Exercícios resolvidos
1. Um dono de gato pede o mesmo antiparasitário externo que usa no seu cão, "para poupar tempo". Como deve reagir o técnico auxiliar?
Resolução: deve recusar dispensar o produto de cão para o gato sem confirmação, explicando que certas substâncias antiparasitárias externas toleradas pelo cão podem ser tóxicas para o gato. Deve identificar um produto próprio para a espécie ou encaminhar para o farmacêutico.
2. Qual é a diferença entre medicamento veterinário e produto de uso veterinário, e porque é que essa diferença importa na dispensa?
Resolução: o medicamento veterinário tem ação farmacológica e está sujeito a um regime de autorização e classificação quanto à dispensa; o produto de uso veterinário é de apoio à saúde ou higiene, sem esse regime. A diferença importa porque determina se é preciso confirmar receita e que rigor de conferência se aplica.
3. Um produtor de suínos refere vários leitões recém-nascidos com diarreia. Que tipo de resposta é adequada?
Resolução: encaminhar para avaliação veterinária, dada a escala (vários animais afetados) e a idade de risco (neonatal). A farmácia pode reforçar boas práticas de higiene e maneio, mas não resolve sozinha um problema de saúde num efetivo.
4. Um utente pergunta "quantos comprimidos dou ao meu cão por dia?" para um medicamento veterinário. Como responde o técnico auxiliar?

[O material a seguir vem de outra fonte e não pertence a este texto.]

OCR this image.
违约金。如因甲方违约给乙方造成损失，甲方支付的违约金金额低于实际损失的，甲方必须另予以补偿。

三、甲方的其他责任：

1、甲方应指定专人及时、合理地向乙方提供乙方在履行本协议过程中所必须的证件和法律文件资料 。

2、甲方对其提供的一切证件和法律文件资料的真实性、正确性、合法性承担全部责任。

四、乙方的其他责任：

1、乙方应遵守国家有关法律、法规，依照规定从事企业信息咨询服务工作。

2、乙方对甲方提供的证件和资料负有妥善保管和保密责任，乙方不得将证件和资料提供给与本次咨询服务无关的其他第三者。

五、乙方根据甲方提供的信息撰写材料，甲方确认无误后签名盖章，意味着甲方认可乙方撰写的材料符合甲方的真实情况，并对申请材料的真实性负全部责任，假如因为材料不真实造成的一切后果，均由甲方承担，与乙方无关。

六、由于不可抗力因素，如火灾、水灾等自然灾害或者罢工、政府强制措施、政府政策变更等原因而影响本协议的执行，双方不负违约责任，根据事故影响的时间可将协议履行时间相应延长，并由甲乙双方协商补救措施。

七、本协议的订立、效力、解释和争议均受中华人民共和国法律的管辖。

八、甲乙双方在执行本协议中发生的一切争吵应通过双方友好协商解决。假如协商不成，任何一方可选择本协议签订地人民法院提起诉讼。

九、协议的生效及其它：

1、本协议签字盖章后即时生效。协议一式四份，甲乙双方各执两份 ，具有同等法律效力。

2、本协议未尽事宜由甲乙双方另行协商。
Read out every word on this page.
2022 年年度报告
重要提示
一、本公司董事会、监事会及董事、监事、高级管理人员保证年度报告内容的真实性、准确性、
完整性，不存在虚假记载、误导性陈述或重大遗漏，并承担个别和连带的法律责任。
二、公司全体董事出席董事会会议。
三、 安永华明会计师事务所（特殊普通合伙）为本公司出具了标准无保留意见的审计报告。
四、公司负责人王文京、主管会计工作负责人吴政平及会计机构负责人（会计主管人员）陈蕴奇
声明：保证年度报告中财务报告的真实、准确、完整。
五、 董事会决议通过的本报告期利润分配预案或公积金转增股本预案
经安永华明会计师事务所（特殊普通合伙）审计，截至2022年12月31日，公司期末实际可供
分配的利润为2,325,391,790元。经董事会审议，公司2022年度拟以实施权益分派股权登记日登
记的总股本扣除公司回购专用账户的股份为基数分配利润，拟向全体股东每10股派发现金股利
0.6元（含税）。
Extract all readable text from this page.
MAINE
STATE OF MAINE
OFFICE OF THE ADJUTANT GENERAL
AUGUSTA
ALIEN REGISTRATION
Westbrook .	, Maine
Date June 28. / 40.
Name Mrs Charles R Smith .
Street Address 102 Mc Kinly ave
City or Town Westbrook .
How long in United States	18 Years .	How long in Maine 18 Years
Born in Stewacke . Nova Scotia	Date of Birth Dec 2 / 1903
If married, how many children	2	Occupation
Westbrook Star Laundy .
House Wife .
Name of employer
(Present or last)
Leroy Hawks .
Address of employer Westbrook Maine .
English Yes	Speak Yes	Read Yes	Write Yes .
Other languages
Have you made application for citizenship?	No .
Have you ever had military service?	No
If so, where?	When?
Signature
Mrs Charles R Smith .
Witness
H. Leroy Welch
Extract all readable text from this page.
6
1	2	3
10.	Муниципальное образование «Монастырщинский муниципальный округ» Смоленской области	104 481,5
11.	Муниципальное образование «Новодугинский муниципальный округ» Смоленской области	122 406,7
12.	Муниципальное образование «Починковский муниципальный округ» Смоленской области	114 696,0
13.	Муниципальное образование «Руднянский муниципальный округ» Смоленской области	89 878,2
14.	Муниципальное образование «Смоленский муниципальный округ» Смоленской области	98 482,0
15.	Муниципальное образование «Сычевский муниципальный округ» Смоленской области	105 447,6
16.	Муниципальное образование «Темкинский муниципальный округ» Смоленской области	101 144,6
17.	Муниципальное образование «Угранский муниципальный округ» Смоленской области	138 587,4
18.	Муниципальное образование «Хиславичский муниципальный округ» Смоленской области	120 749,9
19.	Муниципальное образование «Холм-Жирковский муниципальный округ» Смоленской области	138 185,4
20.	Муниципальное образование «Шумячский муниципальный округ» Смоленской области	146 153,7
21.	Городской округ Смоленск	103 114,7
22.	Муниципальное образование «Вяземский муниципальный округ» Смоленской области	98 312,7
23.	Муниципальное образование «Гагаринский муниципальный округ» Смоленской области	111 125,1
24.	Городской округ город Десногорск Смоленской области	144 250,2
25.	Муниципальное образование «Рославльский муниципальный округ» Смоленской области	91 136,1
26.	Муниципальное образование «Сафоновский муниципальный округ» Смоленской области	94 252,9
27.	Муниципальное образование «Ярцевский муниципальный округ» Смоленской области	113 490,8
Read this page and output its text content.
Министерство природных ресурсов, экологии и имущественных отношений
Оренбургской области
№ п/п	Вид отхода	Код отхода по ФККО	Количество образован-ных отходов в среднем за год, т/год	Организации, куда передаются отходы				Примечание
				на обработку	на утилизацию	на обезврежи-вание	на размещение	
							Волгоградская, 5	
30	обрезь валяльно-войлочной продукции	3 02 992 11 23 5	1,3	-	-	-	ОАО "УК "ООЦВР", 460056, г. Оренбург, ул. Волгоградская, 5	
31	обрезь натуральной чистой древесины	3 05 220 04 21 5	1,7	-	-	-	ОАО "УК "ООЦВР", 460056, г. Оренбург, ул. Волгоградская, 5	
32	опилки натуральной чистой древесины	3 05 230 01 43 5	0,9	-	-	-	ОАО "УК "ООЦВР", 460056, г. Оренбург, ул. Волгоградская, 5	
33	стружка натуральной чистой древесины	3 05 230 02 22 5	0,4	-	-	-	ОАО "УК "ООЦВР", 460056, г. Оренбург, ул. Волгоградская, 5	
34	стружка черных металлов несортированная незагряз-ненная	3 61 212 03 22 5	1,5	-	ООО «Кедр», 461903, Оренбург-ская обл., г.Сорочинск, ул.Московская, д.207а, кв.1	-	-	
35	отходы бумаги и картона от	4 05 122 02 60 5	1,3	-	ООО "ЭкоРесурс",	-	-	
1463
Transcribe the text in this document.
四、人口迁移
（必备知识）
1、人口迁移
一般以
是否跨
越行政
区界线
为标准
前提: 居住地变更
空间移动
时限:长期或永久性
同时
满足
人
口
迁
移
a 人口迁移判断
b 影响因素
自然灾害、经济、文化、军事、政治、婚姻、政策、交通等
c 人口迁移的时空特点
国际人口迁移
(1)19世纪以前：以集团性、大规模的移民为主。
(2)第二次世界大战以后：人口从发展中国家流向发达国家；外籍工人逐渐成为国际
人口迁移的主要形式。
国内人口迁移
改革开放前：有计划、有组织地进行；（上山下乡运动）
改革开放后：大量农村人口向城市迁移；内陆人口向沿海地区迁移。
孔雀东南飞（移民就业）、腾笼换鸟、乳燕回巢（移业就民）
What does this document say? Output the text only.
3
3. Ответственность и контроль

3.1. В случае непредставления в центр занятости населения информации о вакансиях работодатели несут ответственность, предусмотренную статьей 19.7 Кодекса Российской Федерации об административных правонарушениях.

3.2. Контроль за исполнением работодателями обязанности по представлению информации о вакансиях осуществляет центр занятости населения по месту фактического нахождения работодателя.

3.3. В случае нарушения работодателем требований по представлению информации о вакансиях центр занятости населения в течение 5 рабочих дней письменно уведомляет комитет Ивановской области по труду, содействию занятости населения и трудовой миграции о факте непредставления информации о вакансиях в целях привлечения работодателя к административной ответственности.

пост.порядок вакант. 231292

Resolução: consulta com o utente o rótulo e o folheto informativo do produto e, se a dúvida persistir, encaminha para o farmacêutico. Nunca estabelece nem "arredonda" a dose por conta própria.
5. Que cuidado deve ter o técnico auxiliar ao sugerir um produto por cross selling, mesmo que a sugestão pareça útil?
Resolução: deve basear-se numa necessidade real identificada na conversa com o utente, explicar porque a sugestão faz sentido, e respeitar um "não" sem insistir, para não comprometer a relação de confiança com o utente.